13 Nov 2008

Victims get little relief from priest abuse settlement


SPOKANE -- Admitted pedophile and former Spokane priest Patrick O'Donnell has agreed to pay his victims $5 Million even though he admits he doesn't have the money.

A settlement was confirmed in court Wednesday, one that an attorney for O'Donnell's victims calls a symbolic victory in that he doesn't have $5 Million and the victims will see very little money from the settlement.

Steve Barber waited six years for his day in court, the day that Patrick O'Donnell would take the stand and confess to sexually abusing him and others while a priest in Spokane. Unfortunately for Barber and other victims of priest abuse will never see that day.

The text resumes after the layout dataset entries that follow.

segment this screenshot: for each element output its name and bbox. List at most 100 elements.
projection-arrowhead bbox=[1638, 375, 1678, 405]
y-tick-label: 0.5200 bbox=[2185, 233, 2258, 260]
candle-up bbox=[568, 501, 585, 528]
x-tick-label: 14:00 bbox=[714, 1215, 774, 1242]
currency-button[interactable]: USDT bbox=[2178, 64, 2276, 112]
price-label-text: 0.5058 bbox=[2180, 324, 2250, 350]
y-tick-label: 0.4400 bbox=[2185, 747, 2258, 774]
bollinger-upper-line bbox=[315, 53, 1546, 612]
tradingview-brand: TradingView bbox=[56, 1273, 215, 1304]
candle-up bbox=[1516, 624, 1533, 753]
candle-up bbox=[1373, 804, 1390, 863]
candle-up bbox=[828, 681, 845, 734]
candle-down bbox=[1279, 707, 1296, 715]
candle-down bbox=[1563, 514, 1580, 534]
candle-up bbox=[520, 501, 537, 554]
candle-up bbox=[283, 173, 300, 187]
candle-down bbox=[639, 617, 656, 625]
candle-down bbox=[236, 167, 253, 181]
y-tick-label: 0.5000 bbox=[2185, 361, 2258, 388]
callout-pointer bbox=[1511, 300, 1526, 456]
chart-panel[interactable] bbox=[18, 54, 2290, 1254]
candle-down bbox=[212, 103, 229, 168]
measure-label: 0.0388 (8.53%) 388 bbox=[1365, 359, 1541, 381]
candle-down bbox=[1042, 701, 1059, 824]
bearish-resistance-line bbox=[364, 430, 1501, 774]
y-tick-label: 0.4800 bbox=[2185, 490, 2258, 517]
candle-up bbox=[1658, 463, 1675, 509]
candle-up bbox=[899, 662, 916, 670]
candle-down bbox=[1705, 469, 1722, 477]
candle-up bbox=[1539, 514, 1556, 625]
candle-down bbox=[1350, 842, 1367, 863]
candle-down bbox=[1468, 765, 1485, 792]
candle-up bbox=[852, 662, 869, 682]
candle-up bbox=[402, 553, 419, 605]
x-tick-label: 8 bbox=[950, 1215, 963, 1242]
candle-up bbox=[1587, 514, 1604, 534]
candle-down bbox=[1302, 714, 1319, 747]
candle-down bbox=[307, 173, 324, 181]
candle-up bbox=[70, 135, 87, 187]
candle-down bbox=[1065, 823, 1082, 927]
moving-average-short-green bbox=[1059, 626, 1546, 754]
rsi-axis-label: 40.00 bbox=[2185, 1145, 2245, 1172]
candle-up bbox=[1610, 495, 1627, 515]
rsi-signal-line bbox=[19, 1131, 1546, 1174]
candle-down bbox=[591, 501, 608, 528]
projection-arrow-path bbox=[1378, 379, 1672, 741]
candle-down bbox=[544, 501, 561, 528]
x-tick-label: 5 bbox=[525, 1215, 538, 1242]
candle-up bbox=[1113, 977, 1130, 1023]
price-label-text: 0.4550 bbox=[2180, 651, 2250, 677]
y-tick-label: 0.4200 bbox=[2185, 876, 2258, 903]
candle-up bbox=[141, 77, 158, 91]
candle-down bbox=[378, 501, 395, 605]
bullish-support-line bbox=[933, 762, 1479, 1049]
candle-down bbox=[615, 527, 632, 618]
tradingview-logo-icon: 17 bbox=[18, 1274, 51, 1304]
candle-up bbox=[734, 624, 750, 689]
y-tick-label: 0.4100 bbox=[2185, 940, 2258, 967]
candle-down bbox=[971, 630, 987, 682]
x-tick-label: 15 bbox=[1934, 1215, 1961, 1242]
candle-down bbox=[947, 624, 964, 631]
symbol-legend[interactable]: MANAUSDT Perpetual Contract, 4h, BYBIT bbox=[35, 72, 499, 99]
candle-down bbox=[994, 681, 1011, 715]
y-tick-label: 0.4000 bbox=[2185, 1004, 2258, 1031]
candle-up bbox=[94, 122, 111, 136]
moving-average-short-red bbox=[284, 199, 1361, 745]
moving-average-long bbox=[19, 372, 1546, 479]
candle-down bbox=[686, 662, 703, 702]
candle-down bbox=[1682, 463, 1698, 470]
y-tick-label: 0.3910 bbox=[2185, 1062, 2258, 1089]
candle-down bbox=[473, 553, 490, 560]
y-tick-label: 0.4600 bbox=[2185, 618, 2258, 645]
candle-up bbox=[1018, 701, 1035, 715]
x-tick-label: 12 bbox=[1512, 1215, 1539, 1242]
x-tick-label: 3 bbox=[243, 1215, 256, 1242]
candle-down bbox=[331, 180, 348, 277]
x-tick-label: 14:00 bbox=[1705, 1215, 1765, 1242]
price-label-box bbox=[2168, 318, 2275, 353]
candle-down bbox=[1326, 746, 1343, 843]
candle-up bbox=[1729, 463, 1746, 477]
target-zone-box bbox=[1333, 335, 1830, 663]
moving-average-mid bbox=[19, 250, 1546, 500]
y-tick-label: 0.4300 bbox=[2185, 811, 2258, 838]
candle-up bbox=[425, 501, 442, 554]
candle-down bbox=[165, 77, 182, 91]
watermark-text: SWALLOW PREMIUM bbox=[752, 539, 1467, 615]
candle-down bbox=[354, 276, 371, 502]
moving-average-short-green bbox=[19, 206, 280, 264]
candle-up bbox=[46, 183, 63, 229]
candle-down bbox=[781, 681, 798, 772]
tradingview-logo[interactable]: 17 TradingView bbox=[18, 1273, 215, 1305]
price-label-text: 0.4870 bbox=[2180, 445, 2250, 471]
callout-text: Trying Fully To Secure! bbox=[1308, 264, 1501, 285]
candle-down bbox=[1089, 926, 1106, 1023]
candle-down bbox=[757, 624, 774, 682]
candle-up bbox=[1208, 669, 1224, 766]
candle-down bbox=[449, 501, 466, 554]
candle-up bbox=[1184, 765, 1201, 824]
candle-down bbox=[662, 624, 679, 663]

Instead Barber attended a hearing Wednesday that ended his six year long legal fight.

"You try to get him into court to hold him accountable and all he has to say is ‘Oh I'm guilty' ... there should be more justice than that," Barber said.

O'Donnell avoided a civil trial scheduled for this week by admitting his sins and agreeing to a $5 Million settlement with 24 victims.

"I'm not excited about it and honestly might as well make it $20 Million ... crap he's not going to pay us anyway .... hell make it $100 Million ... make it sound good. No I'm not happy at all," Barber said.

O'Donnell's attorney released a written statement on his client's behalf that reads:

"Mr. O'Donnell agreed to the amount that was suggested by plaintiff's counsel. He wanted to put an end to this matter and not force the plaintiffs to relive this matter again in a projected 10-day trial. O'Donnell has previously expressed his apologies to all whom he has harmed and he continues to live with the reality that he personally cannot undo the harm that was done. If he could satisfy the judgment he would do so, but he cannot."

Last January O'Donnell was a seasonal employee at a western Washington Costco and living a gated community in LaConner about 40 miles north of Seattle. His home is valued at $275,000 but victims attorneys say they haven't decided if they will force him to sell the house. State law would allow him to keep $125,000 of the equity in the home and O'Donnell's retirement accounts are also protected from the settlement.

Barber says the money does little for him.

"What do I really want? I want to go back to when I was 13 and hope this never happened in the first place and that will never happen," he said.

O'Donnell was not present for Wednesday's hearing.